On the other hand, I personally would scan actual photos at 600 dpi and then save them as PNGs, and not JPGs, simply on the basis that you don't sacrifice the image quality in PNG that you do with JPG. Moreover, JPG is still technically a proprietary format, whereas PNG is libre, and I'll go with the libre option, short of there being some imperative to the contrary, every time.
Sadly, none of the 3 scanners can output to PNG. I wish PNG was an option, but it isn't.
As for creating PDFs, well... I would suggest you use PDF where layout and appearance are significant factors (for example, a form of some kind, or something where the appearance of the layout is significant), straight text files where only the content matters, and something like ODT for those documents in the middle where exact layout is unimportant, but for some reason you wish to have at least a degree of formatting (font, for example, or emphasized text like italics or bold face, etc.).
I wasn't going to do any formatting after scanning (so I don't think I'll use ODT).

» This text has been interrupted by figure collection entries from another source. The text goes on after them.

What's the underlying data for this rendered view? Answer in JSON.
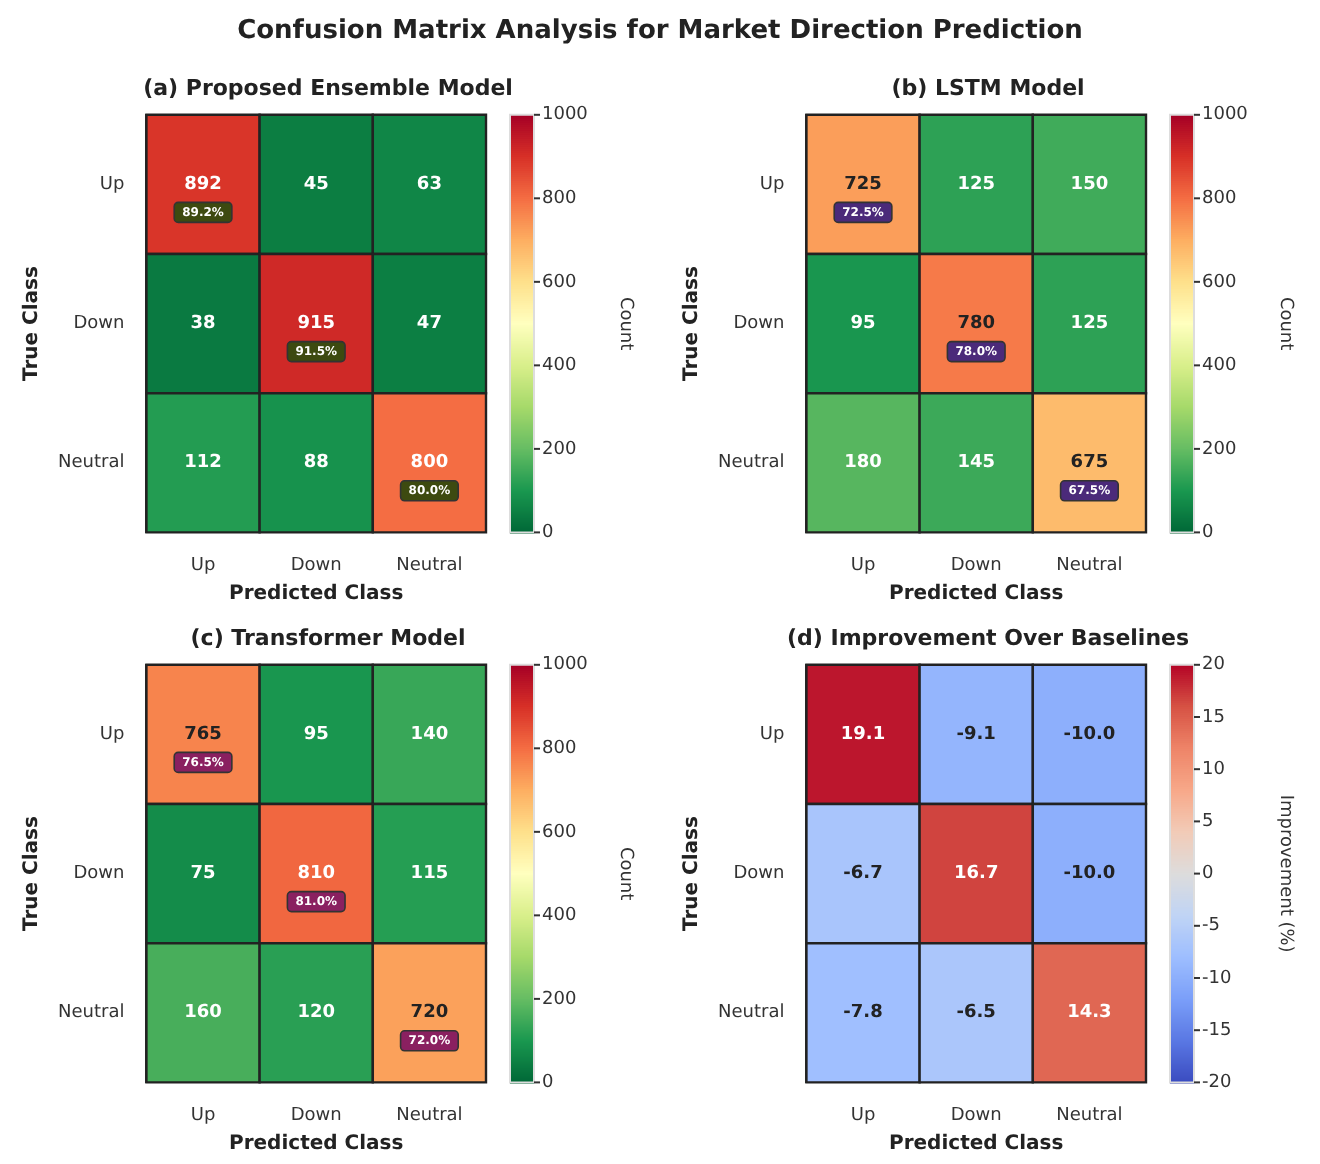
{
  "chart_data": [
    {
      "type": "heatmap",
      "title": "Confusion Matrix Analysis for Market Direction Prediction",
      "subtitle": "(a) Proposed Ensemble Model",
      "xlabel": "Predicted Class",
      "ylabel": "True Class",
      "clabel": "Count",
      "categories": [
        "Up",
        "Down",
        "Neutral"
      ],
      "y_categories": [
        "Up",
        "Down",
        "Neutral"
      ],
      "cells": [
        [
          892,
          45,
          63
        ],
        [
          38,
          915,
          47
        ],
        [
          112,
          88,
          800
        ]
      ],
      "cell_labels": [
        [
          "892\n89.2%",
          "45",
          "63"
        ],
        [
          "38",
          "915\n91.5%",
          "47"
        ],
        [
          "112",
          "88",
          "800\n80.0%"
        ]
      ],
      "clim": [
        0,
        1000
      ],
      "cticks": [
        0,
        200,
        400,
        600,
        800,
        1000
      ],
      "data_labels": true
    },
    {
      "type": "heatmap",
      "title": "(b) LSTM Model",
      "xlabel": "Predicted Class",
      "ylabel": "True Class",
      "clabel": "Count",
      "categories": [
        "Up",
        "Down",
        "Neutral"
      ],
      "y_categories": [
        "Up",
        "Down",
        "Neutral"
      ],
      "cells": [
        [
          725,
          125,
          150
        ],
        [
          95,
          780,
          125
        ],
        [
          180,
          145,
          675
        ]
      ],
      "cell_labels": [
        [
          "725\n72.5%",
          "125",
          "150"
        ],
        [
          "95",
          "780\n78.0%",
          "125"
        ],
        [
          "180",
          "145",
          "675\n67.5%"
        ]
      ],
      "clim": [
        0,
        1000
      ],
      "cticks": [
        0,
        200,
        400,
        600,
        800,
        1000
      ],
      "data_labels": true
    },
    {
      "type": "heatmap",
      "title": "(c) Transformer Model",
      "xlabel": "Predicted Class",
      "ylabel": "True Class",
      "clabel": "Count",
      "categories": [
        "Up",
        "Down",
        "Neutral"
      ],
      "y_categories": [
        "Up",
        "Down",
        "Neutral"
      ],
      "cells": [
        [
          765,
          95,
          140
        ],
        [
          75,
          810,
          115
        ],
        [
          160,
          120,
          720
        ]
      ],
      "cell_labels": [
        [
          "765\n76.5%",
          "95",
          "140"
        ],
        [
          "75",
          "810\n81.0%",
          "115"
        ],
        [
          "160",
          "120",
          "720\n72.0%"
        ]
      ],
      "clim": [
        0,
        1000
      ],
      "cticks": [
        0,
        200,
        400,
        600,
        800,
        1000
      ],
      "data_labels": true
    },
    {
      "type": "heatmap",
      "title": "(d) Improvement Over Baselines",
      "xlabel": "Predicted Class",
      "ylabel": "True Class",
      "clabel": "Improvement (%)",
      "categories": [
        "Up",
        "Down",
        "Neutral"
      ],
      "y_categories": [
        "Up",
        "Down",
        "Neutral"
      ],
      "cells": [
        [
          19.1,
          -9.1,
          -10.0
        ],
        [
          -6.7,
          16.7,
          -10.0
        ],
        [
          -7.8,
          -6.5,
          14.3
        ]
      ],
      "cell_labels": [
        [
          "19.1",
          "-9.1",
          "-10.0"
        ],
        [
          "-6.7",
          "16.7",
          "-10.0"
        ],
        [
          "-7.8",
          "-6.5",
          "14.3"
        ]
      ],
      "clim": [
        -20,
        20
      ],
      "cticks": [
        -20,
        -15,
        -10,
        -5,
        0,
        5,
        10,
        15,
        20
      ],
      "data_labels": true
    }
  ]
}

I'm scanning because:
- I want to digitize my filing cabinet (reduce papers)
They will be potentially easier to search through (with OCR applied)
I don't have to be near filing cabinet to access a document (I can do so wherever I have internet access, as I plan to upload to the cloud -- Google Drive or OneDrive are my two considerations)
The only other thing I would add is that, even though it is a more manual process, you will benefit from a good and well thought-through organizational structure and a good file naming convention, because then you will never be dependent upon any kind of file management or organization software in the future.
Thank you for adding this tip. The Ricoh scanner's default filenaming is something like 201703171559.pdf (or .whatever). I haven't changed them at the outset, but can do so later.
I really didn't think I needed to bother with organization, coz I thought OCR would be the solution. (Kinda like how in gmail, though I do use labels, I rely on keyword searching.) Do you still think OCR is not enough on its own, and that organizing and file-naming are important?